Thembi Kgatlana, l’expérience au service de l’Afrique du Sud
Kgatlana a déjà participé aux éditions 2019 et 2023 de la Coupe du Monde féminine de la FIFA, et elle reste en lice pour une troisième apparition sur la scène mondiale l’année prochaine. Les Banyana Banyana ont été battues 2-1 par le Maroc en quarts de finale, malgré un but de leur attaquante star, mais elles se qualifieront tout de même pour la phase préliminaire du Tournoi de Barrage de la FIFA. L’attaquante de Tigres UANL a tout donné, comme en témoigne son but de renard des surfaces contre le Burkina Faso qui a aidé l’Afrique du Sud à sortir de la phase de groupes. Quatre buts au total confirment que Kgatlana a encore répondu présent quand il le fallait.
Melissa Bethi, la révélation française
Fort de sa saison exceptionnelle avec le FC Nantes en première division française, Melissa Bethi a confirmé lors de cette CAN féminine qu’elle avait aussi le talent pour briller sur la scène internationale. La joueuse formée à l’académie de Lyon a le plus souvent été alignée dans le rôle de numéro 10 qu’elle affectionne, même si elle a aussi montré sa polyvalence en évoluant un peu plus bas. Sa technique raffinée et sa vision du jeu ont porté son équipe nationale à un autre niveau. Elle quitte le tournoi avec une médaille de bronze, un but lors du match d’ouverture contre le Sénégal et beaucoup de promesses avant le Brésil 2027.

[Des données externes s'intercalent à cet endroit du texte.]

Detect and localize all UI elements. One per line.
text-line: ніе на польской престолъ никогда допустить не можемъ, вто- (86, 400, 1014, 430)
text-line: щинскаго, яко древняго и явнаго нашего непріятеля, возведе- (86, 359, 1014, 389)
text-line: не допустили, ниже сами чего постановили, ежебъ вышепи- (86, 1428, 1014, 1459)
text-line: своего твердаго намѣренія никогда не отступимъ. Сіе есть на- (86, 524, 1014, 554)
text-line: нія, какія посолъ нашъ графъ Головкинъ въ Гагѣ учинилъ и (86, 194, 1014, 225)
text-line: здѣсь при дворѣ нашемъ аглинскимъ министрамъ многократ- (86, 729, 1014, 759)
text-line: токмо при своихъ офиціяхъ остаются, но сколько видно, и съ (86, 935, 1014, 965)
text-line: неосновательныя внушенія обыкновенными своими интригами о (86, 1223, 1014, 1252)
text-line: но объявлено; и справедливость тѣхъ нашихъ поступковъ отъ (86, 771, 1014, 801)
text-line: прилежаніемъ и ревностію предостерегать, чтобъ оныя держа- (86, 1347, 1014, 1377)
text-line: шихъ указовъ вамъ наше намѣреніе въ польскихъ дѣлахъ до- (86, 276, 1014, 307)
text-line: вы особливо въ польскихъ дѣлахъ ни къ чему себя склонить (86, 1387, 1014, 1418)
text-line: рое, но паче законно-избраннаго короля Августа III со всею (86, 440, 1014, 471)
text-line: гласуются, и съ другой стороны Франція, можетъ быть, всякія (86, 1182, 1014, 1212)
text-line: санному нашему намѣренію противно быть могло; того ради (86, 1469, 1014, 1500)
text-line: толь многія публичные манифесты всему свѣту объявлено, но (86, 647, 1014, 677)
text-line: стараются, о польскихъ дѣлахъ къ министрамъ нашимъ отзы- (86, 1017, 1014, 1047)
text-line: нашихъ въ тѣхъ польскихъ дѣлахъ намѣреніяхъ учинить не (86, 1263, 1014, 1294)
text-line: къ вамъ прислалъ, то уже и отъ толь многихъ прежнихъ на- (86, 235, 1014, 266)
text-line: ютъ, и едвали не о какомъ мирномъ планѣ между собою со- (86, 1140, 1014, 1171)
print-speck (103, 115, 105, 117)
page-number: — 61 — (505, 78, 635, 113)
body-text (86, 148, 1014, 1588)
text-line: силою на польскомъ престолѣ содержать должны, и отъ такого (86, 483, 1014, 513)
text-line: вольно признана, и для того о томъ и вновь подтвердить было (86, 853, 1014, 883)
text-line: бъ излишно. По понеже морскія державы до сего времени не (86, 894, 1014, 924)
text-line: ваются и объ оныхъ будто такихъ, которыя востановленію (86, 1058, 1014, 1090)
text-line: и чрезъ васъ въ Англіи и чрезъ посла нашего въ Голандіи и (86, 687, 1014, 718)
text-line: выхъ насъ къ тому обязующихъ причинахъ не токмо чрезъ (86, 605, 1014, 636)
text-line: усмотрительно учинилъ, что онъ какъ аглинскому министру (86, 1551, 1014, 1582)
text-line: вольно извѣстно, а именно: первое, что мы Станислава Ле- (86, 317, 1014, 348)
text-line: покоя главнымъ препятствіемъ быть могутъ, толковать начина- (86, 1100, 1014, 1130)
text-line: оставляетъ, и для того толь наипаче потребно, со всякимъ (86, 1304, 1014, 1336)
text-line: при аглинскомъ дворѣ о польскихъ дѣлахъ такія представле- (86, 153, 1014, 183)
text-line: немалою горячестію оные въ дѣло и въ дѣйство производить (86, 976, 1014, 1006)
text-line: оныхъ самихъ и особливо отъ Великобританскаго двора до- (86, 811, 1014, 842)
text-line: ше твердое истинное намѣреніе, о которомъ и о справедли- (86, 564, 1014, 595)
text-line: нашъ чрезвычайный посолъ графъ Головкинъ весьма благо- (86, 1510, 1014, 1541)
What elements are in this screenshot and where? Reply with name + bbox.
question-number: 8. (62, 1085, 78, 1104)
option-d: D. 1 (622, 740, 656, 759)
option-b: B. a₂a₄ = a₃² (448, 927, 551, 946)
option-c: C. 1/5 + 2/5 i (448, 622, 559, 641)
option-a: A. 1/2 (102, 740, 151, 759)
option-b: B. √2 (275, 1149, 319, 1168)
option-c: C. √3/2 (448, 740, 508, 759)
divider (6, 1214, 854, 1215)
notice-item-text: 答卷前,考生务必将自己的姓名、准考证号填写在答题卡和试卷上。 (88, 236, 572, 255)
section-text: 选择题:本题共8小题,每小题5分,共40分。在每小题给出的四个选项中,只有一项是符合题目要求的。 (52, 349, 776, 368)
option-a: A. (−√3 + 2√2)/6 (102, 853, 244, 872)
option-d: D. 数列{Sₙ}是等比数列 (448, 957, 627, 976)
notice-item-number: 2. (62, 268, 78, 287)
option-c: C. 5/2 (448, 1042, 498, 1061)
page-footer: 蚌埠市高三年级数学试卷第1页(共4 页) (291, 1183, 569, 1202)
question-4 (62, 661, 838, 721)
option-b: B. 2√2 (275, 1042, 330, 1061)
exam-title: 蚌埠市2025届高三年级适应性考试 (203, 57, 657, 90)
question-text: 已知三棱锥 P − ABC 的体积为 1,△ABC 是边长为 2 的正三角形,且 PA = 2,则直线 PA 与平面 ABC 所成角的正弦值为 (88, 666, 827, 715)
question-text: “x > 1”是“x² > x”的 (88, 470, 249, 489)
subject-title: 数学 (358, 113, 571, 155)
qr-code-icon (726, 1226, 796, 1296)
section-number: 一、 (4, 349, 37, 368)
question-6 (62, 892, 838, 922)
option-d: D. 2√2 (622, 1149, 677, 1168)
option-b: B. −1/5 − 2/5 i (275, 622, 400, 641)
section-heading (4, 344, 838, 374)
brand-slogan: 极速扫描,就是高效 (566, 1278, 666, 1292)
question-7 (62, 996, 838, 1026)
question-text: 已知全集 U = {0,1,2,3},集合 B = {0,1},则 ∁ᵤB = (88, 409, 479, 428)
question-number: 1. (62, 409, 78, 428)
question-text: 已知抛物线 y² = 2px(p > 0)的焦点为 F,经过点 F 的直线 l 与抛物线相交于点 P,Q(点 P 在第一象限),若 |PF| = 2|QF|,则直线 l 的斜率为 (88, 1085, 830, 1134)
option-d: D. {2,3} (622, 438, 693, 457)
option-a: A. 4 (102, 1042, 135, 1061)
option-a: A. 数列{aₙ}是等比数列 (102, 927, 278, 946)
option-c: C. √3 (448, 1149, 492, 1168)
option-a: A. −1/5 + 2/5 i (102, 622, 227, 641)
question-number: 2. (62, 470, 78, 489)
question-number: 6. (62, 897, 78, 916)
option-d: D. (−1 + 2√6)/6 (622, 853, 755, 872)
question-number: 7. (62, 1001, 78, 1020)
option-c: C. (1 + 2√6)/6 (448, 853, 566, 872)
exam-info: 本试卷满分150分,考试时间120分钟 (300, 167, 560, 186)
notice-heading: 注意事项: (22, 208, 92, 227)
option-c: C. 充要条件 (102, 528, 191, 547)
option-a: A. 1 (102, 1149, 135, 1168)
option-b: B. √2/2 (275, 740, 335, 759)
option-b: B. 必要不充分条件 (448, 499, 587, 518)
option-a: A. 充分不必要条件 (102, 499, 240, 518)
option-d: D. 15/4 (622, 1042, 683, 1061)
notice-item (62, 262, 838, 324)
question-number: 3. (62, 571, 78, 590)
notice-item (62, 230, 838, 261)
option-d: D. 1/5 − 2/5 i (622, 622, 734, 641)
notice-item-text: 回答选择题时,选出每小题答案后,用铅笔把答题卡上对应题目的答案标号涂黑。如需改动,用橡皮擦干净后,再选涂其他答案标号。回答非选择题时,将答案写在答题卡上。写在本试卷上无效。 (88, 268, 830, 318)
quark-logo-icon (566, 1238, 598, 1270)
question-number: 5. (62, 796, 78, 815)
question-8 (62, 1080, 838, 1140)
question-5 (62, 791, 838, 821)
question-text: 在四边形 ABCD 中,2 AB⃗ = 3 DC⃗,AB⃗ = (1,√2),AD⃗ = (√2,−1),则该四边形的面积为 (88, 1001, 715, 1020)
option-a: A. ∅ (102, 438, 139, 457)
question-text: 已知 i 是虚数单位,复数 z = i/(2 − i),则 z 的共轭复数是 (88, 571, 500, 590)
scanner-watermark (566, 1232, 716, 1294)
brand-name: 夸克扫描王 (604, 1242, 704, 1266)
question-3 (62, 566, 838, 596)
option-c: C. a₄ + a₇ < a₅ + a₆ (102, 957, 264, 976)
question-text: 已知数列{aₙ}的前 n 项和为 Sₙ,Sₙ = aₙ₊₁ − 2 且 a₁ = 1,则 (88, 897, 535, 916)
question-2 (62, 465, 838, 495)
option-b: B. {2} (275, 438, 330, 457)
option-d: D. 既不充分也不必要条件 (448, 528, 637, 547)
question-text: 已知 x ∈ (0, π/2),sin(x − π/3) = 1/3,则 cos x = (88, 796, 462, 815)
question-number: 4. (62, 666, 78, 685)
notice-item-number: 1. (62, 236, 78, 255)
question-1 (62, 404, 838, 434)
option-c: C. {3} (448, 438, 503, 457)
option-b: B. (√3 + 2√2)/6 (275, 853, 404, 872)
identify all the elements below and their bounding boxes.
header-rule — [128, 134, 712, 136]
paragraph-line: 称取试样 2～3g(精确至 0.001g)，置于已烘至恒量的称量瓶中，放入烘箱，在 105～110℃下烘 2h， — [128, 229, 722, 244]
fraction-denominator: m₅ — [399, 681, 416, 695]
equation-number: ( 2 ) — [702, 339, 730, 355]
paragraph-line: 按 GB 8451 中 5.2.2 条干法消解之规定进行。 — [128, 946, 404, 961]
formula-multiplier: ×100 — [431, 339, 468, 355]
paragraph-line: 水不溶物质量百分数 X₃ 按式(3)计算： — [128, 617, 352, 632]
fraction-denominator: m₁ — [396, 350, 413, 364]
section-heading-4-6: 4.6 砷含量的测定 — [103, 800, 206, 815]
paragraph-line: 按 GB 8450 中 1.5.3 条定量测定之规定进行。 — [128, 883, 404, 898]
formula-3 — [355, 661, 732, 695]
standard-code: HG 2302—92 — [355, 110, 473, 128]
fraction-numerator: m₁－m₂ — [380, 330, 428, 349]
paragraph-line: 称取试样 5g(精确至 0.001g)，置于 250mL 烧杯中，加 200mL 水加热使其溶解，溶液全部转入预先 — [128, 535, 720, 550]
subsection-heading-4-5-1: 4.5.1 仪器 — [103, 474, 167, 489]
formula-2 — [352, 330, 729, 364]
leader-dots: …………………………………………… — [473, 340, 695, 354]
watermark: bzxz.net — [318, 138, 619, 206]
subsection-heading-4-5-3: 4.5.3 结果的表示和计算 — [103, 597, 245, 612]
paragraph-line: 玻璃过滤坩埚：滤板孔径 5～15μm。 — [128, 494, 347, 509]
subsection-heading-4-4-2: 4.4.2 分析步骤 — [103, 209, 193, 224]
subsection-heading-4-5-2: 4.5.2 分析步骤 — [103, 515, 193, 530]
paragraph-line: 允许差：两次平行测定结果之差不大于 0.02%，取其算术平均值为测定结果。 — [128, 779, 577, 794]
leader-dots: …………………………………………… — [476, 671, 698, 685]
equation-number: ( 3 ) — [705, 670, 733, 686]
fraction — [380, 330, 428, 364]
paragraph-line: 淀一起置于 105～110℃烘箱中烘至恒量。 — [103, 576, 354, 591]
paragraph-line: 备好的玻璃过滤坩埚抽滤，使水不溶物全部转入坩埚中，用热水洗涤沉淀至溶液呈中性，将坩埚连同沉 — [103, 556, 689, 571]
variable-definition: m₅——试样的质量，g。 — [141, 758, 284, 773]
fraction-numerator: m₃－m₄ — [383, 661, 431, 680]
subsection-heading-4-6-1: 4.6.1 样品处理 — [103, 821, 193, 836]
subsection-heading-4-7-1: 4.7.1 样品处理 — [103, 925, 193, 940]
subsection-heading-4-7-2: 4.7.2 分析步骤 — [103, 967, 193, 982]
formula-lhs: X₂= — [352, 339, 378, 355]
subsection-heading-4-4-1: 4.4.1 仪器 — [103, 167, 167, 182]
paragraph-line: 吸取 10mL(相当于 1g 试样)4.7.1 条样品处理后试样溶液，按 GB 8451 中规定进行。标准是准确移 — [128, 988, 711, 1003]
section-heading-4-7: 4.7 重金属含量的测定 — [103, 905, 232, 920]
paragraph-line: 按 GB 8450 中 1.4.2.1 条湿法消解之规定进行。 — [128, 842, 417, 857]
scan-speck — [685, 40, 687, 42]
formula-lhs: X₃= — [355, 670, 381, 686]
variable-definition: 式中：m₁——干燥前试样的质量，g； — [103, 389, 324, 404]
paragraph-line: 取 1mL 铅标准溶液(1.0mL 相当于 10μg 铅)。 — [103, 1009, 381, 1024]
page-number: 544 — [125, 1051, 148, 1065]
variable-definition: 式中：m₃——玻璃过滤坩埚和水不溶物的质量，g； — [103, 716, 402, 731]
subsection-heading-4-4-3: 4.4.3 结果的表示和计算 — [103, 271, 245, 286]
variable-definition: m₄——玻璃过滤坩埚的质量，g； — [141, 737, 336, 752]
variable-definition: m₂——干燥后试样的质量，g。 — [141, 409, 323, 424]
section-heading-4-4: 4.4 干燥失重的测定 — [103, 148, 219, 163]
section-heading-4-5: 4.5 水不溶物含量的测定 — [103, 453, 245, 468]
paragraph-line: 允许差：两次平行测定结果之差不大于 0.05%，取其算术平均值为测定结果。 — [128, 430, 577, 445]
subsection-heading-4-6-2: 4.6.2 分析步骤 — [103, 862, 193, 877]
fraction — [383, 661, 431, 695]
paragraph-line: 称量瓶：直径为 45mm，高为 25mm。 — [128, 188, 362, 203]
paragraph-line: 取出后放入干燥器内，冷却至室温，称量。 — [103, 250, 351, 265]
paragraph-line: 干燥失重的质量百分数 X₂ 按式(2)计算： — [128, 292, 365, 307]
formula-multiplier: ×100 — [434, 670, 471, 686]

Rosella Ayane, l’ailière marocaine
« Nous voulons montrer notre football au Brésil », avait déclaré l’attaquante marocaine avant le début du tournoi, et son vœu a été exaucé : en atteignant le dernier carré, les Lionnes de l’Atlas ont décroché une deuxième participation consécutive à la Coupe du Monde féminine de la FIFA. L’ailière du CD Tenerife a été centrale dans le beau parcours des hôtes. Après avoir marqué lors du match d’ouverture contre le Kenya, elle a de nouveau trouvé le chemin des filets en quart de finale contre l’Afrique du Sud, guidant un ballon d’une volée délicate sur un centre de Hanane Ait El Haj pour offrir au Maroc son billet pour le Brésil 2027.
Evelyn Badu, la dynamite ghanéenne
Tout au long du tournoi, Kusi a arpenté sans relâche le flanc droit, semant la panique et délivrant des centres précis. Avec un peu plus de réussite de la part de ses coéquipières, elle aurait terminé meilleure passeuse de cette CAN, et de loin. Ses appels incessants vers l’avant ont déstabilisé toutes les défenses, y compris celles du Cameroun et du Malawi, les futurs finalistes, contre lesquels les Black Queens se sont inclinées d’un seul but après avoir tout donné. L’attaquante d’Al Ahli sera déterminée à mener le Ghana à travers la phase préliminaire du Tournoi de Barrage de la FIFA et à revenir sur la scène mondiale pour la première fois depuis 2007.